Os empresários acusam a prefeitura de discriminação social.

Geraldo Maia, um dos diretores da Associação de Micros, Pequenas e Médias Empresas de Fretamento e de Turismo do Estado de São Paulo, afirmou que há uma clara discriminação contra o acesso de turistas que utilizam os transportes reconhecidamente mais baratos e populares. “Isso causa um impacto social profundo e não combina com a tradição da própria cidade. O Rio de Janeiro fechou os braços aos mais pobres, com a desculpa de proteger a sociedade da pandemia”, acrescentou.

A Associação recorreu à Justiça para tentar derrubar o decreto da Prefeitura.

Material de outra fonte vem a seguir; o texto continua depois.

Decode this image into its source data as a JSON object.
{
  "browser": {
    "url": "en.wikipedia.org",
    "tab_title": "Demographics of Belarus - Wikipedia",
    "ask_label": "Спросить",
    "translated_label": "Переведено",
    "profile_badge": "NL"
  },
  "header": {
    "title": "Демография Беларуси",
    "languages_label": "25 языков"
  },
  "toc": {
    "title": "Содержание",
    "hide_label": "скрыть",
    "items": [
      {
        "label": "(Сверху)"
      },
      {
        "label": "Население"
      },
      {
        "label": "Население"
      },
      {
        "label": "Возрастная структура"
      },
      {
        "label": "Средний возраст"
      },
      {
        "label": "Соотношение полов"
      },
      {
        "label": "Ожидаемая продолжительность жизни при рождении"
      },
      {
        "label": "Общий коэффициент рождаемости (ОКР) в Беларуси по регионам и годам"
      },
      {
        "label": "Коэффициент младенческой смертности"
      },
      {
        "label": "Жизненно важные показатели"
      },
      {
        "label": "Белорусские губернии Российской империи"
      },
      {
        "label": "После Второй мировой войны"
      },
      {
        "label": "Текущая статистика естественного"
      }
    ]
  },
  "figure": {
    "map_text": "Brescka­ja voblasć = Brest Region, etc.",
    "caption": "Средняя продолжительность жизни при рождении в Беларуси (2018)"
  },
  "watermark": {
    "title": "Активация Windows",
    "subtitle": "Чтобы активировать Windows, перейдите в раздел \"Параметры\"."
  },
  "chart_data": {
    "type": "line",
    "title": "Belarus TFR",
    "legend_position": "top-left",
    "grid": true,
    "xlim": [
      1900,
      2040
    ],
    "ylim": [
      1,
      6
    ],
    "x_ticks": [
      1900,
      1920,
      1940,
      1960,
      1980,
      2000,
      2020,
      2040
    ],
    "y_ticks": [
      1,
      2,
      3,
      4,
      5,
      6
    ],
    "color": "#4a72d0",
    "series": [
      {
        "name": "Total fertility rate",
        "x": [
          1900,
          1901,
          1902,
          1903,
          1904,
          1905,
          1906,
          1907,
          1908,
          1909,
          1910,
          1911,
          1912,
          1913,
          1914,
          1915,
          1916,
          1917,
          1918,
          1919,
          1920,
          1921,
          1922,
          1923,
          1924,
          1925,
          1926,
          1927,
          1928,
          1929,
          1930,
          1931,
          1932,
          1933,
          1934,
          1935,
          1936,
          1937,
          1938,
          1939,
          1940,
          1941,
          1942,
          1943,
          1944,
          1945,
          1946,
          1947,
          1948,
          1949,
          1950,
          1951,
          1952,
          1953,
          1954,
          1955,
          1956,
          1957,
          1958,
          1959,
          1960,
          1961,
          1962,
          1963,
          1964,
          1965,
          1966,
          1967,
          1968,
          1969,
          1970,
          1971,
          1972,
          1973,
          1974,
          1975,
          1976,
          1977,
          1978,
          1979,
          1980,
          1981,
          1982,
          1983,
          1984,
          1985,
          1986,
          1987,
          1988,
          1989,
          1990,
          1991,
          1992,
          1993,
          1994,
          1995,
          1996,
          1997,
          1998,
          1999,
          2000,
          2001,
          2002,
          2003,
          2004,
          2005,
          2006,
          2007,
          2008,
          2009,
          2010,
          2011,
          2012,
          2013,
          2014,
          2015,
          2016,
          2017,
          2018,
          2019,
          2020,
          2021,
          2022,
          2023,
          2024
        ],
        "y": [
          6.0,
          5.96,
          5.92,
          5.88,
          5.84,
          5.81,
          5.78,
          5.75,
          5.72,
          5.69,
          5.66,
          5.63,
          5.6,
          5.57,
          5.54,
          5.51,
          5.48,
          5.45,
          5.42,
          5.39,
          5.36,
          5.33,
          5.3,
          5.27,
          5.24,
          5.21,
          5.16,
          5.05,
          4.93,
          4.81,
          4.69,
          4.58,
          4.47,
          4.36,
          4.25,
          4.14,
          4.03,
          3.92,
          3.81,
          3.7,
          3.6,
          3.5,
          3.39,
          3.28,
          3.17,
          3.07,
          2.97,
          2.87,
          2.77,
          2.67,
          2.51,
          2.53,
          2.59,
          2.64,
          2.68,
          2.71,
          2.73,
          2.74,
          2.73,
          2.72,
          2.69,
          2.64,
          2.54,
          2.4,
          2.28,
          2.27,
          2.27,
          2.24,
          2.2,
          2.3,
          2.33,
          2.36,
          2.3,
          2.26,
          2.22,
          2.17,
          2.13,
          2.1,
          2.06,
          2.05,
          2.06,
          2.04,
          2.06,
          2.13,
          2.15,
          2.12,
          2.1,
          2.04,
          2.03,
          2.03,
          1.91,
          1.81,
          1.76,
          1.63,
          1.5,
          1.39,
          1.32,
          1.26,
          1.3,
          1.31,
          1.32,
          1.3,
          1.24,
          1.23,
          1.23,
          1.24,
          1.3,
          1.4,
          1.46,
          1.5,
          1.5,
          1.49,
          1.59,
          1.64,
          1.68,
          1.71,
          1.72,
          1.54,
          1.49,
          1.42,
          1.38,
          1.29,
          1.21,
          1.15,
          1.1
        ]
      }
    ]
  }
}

Dênis Marciano, diretor do Movimento Fretadores Pela Liberdade, qualificou a proibição como  um absurdo. “A malha aérea vai descer 300 ou 500 voos nesse período. A proibição só atinge vans e ônibus fretados. A regra teria que ser para todos. Não pode separar o modal rodoviário do modal aeroporto“, disse.

Reinaldo Ferreira, que preside a Associação Brasiliense das Agências de Turismo Receptivo (Abare), calcula que o prejuízo para as pequenas empresas e turistas é grande. Ele estima que apenas da região Centro-Oeste do país, cerca de 170 ônibus e vans, com aproximadamente 3400 passageiros, serão impedidas de chegar à capital.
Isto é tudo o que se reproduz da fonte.